I am ready to resume blogging and writing. For me, at least, this is good news.

Sunday, November 01, 2009

Albert York, Reclusive Landscape Painter, Dies at 80



Edge of the Forest (Ca. 1963)



Bread and Wine (ca. 1966)


I had not intended to come back on a sad note, but was sorry to learn of the death of Albert York, an American artist whose work I know primarily through a profile of him that appeared in The New Yorker in 1995.

Here's some of what The New York Times had to say in its obituary, published this morning:

Rarely measuring more than 12 inches on a side, Mr. York’s paintings evoke a world in which time and art seem to stand still or even move backward through history. His trees had the symmetry of those in Renaissance paintings. His images of a single cow or dog evoked the manner of Dutch or English painters. His occasional figures might be robed or turbaned as in earlier times, or accompanied by a skeleton signaling life’s brevity. He frequently zeroed in on small vases of flowers, recalling late Manet, and even went so far as to do his own rendition of Manet’s “Olympia.”

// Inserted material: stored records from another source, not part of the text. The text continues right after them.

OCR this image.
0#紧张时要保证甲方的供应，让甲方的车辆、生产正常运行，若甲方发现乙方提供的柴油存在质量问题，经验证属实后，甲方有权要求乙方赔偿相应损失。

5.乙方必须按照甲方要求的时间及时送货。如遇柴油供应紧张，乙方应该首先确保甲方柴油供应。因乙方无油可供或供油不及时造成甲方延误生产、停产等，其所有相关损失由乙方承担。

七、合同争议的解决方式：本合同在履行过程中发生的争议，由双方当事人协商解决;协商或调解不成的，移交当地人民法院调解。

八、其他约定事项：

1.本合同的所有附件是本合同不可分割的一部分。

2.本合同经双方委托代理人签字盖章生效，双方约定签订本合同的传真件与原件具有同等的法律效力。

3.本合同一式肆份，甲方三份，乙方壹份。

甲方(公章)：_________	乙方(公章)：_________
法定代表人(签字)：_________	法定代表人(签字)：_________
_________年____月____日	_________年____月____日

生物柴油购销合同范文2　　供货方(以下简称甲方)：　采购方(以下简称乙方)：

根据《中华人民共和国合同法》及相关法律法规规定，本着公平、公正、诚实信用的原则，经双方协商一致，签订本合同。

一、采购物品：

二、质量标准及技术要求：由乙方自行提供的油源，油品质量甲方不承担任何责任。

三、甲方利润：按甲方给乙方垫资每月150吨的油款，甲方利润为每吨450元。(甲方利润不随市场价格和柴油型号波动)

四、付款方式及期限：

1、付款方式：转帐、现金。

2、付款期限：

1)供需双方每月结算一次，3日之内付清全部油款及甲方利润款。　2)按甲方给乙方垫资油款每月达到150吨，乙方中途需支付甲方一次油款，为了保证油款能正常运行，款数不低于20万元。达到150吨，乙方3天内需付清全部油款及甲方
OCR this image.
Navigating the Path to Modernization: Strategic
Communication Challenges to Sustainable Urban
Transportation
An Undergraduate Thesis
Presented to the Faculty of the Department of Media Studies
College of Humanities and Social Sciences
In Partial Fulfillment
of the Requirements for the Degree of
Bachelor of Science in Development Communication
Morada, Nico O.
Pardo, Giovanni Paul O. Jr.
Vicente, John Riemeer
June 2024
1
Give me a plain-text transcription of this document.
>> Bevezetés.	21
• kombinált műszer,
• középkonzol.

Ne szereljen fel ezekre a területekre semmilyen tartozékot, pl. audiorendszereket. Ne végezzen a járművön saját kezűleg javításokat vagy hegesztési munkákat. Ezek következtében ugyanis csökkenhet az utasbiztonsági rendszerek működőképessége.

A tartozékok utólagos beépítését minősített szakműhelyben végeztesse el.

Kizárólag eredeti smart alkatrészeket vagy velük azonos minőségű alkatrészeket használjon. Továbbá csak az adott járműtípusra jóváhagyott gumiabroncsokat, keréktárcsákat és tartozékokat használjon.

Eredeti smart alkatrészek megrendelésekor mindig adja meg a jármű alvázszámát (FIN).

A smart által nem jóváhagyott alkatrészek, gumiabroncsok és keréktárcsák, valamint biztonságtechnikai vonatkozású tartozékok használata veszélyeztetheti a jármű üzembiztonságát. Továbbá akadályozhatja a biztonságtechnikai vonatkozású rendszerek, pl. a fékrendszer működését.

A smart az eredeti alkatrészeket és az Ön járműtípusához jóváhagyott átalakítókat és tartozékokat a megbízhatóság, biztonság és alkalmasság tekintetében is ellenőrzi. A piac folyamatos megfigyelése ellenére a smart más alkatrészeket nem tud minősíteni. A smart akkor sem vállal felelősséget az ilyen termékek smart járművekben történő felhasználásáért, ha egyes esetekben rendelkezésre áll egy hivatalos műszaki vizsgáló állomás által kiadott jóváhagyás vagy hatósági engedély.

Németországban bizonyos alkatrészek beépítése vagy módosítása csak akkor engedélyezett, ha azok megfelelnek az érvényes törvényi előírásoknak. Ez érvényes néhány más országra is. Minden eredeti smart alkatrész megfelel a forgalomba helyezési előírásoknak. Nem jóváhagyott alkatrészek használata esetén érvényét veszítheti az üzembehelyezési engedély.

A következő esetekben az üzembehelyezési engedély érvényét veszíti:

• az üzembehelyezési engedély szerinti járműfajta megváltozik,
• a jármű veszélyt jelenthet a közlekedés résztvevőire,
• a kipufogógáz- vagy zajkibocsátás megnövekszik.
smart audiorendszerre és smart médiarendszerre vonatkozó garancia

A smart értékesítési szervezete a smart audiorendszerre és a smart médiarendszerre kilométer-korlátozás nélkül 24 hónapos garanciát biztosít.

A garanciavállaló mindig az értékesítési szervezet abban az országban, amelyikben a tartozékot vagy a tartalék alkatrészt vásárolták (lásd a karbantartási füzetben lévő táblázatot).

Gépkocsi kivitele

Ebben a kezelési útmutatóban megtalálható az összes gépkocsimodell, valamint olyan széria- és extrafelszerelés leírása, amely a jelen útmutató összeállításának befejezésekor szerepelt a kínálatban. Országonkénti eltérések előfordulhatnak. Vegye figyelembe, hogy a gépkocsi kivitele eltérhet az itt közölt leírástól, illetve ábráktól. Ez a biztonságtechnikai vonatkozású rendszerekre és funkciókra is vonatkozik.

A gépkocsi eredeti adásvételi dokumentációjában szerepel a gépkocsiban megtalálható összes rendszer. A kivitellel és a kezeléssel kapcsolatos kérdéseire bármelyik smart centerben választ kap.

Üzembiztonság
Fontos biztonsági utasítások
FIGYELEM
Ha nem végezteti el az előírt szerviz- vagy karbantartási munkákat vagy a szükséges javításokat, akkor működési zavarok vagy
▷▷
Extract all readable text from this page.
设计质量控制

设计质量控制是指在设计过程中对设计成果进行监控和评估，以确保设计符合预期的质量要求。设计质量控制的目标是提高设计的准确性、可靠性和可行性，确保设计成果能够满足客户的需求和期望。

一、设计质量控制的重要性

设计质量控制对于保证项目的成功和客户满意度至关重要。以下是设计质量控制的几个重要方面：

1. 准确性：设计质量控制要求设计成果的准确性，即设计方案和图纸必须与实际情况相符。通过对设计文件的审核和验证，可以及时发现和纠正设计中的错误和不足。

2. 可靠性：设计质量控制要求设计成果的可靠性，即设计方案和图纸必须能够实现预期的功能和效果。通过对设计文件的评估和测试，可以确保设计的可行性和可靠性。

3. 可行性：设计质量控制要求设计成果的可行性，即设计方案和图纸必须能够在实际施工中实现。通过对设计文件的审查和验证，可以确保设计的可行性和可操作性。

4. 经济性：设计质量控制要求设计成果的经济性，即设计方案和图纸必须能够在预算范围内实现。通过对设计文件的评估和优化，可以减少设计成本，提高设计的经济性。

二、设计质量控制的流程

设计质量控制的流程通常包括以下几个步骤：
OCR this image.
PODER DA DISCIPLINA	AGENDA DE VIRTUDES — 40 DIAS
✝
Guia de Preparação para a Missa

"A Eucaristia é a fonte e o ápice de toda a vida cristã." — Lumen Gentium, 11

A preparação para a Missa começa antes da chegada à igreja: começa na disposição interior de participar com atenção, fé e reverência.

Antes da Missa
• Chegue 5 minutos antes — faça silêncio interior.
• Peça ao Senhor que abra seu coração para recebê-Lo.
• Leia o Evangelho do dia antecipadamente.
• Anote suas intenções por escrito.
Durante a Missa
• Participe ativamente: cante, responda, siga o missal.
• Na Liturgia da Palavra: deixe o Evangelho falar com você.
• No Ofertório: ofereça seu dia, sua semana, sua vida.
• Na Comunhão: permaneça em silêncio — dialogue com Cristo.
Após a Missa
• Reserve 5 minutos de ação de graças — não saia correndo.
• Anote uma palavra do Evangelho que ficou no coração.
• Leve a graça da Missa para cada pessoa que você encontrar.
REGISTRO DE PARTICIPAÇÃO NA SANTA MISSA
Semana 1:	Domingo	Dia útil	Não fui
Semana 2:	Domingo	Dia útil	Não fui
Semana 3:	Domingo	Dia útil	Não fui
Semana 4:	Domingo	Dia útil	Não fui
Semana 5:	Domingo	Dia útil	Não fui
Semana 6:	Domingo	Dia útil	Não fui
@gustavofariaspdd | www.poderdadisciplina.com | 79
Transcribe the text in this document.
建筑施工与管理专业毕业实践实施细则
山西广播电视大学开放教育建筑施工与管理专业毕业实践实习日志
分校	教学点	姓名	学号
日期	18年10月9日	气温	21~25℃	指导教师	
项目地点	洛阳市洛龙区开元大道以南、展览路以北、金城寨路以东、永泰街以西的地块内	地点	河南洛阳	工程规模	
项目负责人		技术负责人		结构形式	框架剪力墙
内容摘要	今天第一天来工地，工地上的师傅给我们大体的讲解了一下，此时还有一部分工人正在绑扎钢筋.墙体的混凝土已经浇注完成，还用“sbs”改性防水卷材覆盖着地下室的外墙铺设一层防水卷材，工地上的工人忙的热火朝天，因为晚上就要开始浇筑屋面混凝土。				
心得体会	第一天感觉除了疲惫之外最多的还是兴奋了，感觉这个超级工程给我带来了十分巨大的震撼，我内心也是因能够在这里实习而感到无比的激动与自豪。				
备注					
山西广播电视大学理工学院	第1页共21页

But his paintings’ geometric simplicity, flatness of form and workmanlike brushwork exuded a quiet modernity, as did their wholeness of composition and feeling. In the catalog to a 1975 York exhibition at Davis & Long, the critic and painter Fairfield Porter wrote, “Certainly part of the strong emotional appeal of these paintings” is that Mr. York “is not clever, and in no sense superior to the nature of his medium or the nature of the subject, but that he is at one with both.”